Purpose To determine adequate three-dimensional (3D) margins around the clinical target volume (CTV) of oropharyngeal cancers. Methods and materials The CTV, bounded by implanted markers, was recorded under fluoroscopy in antero-posterior (AP) and lateral view. The peak-to-peak motion was measured in lateral, AP and cranio–caudal (CC) directions. Results During swallowing, the mean amplitude of motion measured was 9.4 mm (0.9–18.5) and 4.1 mm (0.6–11.4) in AP view in the CC and lateral direction, respectively; and 8.6 mm (0.5–16.5) and 7.6 mm (0.9–14.5) in lateral view in the CC and AP direction, respectively. In the non-swallowing period the motion was 1.5 mm (0.3–3.2) and 1 mm (0.4–3.6) in AP view in the CC and lateral direction, respectively; and 1.3 mm (0.4–3.1) and 1.3 mm (0.4–3.4) in lateral view in the CC and AP direction, respectively.

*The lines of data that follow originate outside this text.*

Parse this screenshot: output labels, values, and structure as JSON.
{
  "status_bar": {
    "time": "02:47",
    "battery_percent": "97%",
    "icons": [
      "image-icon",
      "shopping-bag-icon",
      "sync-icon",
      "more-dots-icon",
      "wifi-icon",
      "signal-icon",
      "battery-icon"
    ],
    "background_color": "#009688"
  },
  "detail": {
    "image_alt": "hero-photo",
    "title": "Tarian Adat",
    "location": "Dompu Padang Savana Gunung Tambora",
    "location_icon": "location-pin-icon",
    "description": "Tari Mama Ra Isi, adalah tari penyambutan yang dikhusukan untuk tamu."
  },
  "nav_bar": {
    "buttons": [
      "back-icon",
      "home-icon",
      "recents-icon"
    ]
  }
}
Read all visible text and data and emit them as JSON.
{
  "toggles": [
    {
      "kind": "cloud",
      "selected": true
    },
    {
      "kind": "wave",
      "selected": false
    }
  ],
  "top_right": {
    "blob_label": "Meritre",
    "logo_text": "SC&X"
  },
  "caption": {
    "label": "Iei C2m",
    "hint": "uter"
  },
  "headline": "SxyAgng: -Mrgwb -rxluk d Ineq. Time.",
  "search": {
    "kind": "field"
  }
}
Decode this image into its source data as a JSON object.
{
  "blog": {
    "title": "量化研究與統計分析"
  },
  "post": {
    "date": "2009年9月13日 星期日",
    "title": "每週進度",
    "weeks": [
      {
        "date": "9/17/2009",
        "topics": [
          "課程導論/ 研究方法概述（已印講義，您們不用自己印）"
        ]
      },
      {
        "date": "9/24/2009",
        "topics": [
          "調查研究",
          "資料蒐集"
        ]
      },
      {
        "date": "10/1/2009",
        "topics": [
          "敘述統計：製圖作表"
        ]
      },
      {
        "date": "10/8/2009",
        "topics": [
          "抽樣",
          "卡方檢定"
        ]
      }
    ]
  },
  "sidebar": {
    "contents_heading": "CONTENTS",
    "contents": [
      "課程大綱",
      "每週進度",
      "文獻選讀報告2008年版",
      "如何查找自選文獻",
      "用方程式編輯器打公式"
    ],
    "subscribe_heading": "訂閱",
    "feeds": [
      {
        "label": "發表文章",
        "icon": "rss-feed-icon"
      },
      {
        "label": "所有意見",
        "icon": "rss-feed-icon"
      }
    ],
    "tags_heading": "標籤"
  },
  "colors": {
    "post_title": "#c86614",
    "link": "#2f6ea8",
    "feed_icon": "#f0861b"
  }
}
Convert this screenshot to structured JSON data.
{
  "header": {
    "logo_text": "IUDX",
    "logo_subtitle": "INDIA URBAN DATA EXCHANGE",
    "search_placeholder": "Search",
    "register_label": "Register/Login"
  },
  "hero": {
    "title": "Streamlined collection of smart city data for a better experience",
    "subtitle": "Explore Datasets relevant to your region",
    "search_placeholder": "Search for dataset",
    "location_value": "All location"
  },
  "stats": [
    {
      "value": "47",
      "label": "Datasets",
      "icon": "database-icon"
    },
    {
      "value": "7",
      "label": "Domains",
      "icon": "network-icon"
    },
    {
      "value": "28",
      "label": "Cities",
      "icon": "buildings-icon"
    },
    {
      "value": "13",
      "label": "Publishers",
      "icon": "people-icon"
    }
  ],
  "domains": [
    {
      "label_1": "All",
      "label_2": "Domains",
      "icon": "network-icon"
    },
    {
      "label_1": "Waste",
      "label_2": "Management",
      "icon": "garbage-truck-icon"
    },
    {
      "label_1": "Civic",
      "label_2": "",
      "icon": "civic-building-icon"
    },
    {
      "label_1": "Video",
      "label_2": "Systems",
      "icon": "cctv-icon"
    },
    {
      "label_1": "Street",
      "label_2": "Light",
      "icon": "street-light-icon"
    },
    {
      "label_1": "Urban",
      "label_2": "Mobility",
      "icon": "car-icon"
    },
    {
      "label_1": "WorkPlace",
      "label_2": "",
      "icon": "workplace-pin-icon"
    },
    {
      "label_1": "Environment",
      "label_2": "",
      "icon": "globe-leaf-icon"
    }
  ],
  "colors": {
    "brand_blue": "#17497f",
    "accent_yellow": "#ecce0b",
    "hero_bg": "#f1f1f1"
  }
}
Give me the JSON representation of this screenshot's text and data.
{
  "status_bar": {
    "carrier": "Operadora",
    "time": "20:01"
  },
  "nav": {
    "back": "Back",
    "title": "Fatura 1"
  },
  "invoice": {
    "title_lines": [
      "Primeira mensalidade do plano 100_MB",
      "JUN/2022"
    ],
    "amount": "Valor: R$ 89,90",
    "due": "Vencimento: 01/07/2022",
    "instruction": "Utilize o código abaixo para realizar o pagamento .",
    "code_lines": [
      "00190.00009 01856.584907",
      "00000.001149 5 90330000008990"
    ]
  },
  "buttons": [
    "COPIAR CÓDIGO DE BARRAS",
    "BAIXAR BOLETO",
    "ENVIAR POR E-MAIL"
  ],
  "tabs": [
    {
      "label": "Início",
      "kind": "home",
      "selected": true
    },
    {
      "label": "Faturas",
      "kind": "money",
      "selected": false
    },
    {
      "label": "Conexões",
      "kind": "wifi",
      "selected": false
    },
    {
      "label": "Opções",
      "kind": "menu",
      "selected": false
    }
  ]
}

This motion was believed to be due to breathing. Conclusion If swallowing can be suppressed during CT acquisition, the contribution to the internal margin for this motion is negligible. Breathing related motion is also believed to be of limited clinical relevance in current practice. However, it might become of importance in future, with further reduction of margins.